En 2011, j’ai 25 ans et j’assiste la photojournaliste Donna Ferrato dans son travail sur les femmes battues de Rikers Island. Devant l’entrée de cette prison située sur une île entre le Bronx et le Queens, il y a une « agence de cautionnement ». Avec ses néons et ses photos d’identité judiciaire de célébrités en vitrine, elle m’intrigue. Dans Manhattan, Brooklyn, Chinatown, il y en a beaucoup d’autres, toujours à deux pas des commissariats.
Avec mes yeux d’Italienne, je peine à comprendre ce bout de système judiciaire américain où semblent se mêler crime et sécurité.
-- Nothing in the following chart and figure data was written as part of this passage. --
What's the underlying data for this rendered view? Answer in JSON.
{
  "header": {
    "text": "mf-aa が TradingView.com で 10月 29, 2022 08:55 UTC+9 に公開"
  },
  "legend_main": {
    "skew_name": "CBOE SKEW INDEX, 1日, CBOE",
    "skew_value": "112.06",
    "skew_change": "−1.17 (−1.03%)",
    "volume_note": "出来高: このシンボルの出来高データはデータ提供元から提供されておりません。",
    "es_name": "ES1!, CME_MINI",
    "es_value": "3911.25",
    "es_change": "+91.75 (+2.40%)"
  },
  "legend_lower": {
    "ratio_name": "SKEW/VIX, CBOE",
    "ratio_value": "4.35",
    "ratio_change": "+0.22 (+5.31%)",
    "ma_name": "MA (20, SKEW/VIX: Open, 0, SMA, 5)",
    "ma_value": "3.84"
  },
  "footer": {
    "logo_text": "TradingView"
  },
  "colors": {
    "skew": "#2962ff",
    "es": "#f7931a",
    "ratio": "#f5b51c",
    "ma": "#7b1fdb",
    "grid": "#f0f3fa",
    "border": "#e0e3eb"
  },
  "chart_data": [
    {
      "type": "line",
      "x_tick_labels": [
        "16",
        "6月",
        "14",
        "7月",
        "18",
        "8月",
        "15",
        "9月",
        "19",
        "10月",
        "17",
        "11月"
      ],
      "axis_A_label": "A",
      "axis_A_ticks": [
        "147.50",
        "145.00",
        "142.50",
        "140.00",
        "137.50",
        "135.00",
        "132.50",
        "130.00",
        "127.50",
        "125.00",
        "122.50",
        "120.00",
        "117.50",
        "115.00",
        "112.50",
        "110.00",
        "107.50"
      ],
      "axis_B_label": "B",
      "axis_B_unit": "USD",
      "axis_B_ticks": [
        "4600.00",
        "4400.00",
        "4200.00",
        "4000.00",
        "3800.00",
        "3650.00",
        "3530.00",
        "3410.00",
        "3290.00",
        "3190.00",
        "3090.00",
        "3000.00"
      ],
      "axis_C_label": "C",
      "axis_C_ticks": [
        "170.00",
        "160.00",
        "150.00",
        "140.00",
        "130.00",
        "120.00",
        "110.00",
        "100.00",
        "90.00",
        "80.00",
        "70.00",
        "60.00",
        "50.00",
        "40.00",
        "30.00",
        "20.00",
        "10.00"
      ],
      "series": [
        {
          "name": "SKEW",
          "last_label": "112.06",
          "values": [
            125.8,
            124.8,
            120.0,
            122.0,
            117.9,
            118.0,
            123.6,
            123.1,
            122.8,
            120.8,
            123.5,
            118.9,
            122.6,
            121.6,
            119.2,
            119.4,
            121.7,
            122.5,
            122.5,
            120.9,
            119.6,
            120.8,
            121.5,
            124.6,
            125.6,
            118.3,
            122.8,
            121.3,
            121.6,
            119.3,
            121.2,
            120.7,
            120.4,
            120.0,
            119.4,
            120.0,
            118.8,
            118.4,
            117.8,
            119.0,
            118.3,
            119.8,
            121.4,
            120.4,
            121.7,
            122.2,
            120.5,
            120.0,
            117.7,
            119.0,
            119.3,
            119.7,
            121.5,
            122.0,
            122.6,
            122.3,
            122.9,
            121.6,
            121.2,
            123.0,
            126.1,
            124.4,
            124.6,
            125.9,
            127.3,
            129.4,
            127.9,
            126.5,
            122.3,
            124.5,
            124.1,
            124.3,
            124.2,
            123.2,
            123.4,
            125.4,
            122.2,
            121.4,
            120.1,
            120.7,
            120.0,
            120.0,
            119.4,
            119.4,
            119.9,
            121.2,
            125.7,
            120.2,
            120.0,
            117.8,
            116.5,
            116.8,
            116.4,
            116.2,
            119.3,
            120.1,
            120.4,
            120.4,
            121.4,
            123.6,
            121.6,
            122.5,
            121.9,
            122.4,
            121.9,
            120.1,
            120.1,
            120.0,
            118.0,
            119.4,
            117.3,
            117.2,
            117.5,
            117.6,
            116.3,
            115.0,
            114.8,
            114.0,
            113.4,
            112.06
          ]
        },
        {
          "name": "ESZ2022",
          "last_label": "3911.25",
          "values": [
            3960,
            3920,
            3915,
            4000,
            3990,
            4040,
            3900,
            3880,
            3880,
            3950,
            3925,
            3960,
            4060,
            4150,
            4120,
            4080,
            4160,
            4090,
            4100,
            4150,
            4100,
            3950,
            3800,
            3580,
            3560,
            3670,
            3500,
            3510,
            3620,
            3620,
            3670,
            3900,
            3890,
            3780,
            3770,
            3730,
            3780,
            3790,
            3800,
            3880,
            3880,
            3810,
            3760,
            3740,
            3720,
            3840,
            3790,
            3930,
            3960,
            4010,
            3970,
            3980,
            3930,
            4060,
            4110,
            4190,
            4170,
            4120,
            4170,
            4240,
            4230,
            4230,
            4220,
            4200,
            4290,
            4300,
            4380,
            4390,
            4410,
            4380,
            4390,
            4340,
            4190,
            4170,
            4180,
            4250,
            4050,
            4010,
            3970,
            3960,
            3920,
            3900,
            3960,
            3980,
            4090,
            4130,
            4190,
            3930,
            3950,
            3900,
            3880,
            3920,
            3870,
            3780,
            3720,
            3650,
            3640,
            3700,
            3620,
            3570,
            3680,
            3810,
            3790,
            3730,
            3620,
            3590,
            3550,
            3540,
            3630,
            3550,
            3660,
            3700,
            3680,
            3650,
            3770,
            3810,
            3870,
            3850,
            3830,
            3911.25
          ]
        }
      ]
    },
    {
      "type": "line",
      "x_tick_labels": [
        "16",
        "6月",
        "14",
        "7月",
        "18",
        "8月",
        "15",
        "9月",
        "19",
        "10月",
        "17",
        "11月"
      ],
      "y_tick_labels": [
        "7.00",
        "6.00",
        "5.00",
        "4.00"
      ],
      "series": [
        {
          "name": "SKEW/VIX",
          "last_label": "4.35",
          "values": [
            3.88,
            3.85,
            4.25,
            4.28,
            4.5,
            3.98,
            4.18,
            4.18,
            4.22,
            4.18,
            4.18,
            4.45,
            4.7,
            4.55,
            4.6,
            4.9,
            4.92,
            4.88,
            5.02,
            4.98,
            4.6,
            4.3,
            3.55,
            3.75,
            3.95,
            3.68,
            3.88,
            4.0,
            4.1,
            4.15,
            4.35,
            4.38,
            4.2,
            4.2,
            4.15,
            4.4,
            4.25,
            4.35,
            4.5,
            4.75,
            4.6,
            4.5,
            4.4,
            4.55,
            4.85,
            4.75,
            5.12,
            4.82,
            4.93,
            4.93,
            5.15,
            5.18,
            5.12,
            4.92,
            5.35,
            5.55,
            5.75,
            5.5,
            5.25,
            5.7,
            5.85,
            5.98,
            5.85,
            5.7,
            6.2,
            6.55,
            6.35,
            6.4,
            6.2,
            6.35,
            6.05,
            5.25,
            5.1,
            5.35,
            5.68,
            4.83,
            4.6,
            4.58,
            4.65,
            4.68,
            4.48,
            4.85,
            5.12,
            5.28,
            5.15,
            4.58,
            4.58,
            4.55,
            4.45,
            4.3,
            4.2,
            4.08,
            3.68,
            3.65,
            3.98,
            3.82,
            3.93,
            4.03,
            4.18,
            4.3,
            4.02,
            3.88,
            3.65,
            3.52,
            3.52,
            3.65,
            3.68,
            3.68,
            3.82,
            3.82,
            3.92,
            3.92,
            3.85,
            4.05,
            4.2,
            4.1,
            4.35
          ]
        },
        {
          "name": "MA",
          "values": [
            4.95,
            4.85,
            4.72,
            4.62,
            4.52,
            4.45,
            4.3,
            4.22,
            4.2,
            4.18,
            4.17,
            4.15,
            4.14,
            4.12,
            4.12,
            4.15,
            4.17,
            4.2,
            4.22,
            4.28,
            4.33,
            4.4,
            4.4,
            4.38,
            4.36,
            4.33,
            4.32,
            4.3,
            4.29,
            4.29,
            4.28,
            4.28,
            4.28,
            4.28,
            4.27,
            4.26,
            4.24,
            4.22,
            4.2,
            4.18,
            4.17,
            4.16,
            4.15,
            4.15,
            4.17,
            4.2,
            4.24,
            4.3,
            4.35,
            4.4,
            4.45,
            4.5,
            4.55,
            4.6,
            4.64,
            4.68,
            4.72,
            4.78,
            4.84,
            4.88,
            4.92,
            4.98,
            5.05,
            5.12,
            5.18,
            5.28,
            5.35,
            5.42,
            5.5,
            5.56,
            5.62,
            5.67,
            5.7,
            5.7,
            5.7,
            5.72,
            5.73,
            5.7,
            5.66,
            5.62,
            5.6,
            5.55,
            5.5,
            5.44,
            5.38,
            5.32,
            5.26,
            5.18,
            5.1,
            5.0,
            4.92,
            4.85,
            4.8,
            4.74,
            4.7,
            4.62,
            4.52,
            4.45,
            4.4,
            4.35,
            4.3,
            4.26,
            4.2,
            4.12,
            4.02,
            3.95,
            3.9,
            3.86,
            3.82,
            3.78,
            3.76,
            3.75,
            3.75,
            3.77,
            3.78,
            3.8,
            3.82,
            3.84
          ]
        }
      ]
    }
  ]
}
Jusqu’à ce soir de 2012, où je rencontre Bobby Zouvelos, un Grec marrant de 2 mètres, dans un bar de Tribeca. Il bosse dans une de ces agences et m’explique tout ce que je dois savoir. Dès le lendemain, il me prête un gilet pare-balles et m’amène dans des barres d’immeubles grisâtres où il recherche un fugitif. C’est le début de ce projet qui va m’occuper deux ans et déboucher sur le livre Bail Bond: Bondsmen, Defendants and Bounty Hunters (Fabrica, 2014).
Bobby me présente son frère George, le boss, un personnage. La journée, c’est calme. La nuit, quand il traque les prévenus, l’ambiance est tout autre. On entre à la lampe de poche dans des appartements où on tombe parfois sur de la drogue, des traces de sang. À Baltimore, les chasseurs de prime ont le droit de porter des armes. D’ailleurs, il y a très peu de contrôle et des armes partout, ça me terrifie. Au début, j’ai peur, j’ai du mal à prendre des photos – sans parler du manque de lumière : beaucoup sont floues. Les proches des prévenus sont vulnérables, apeurés : ils pleurent parce que nous cherchons leur fils, leur petit-ami, leur frère. Ils mentent pour ne pas qu’on les retrouve. Et moi, je dois demander des autorisations de publication pour mes photos. Je suis mal à l’aise mais assez surprise : la plupart acceptent sans poser de question. En fait, tout le monde est assez content de se montrer.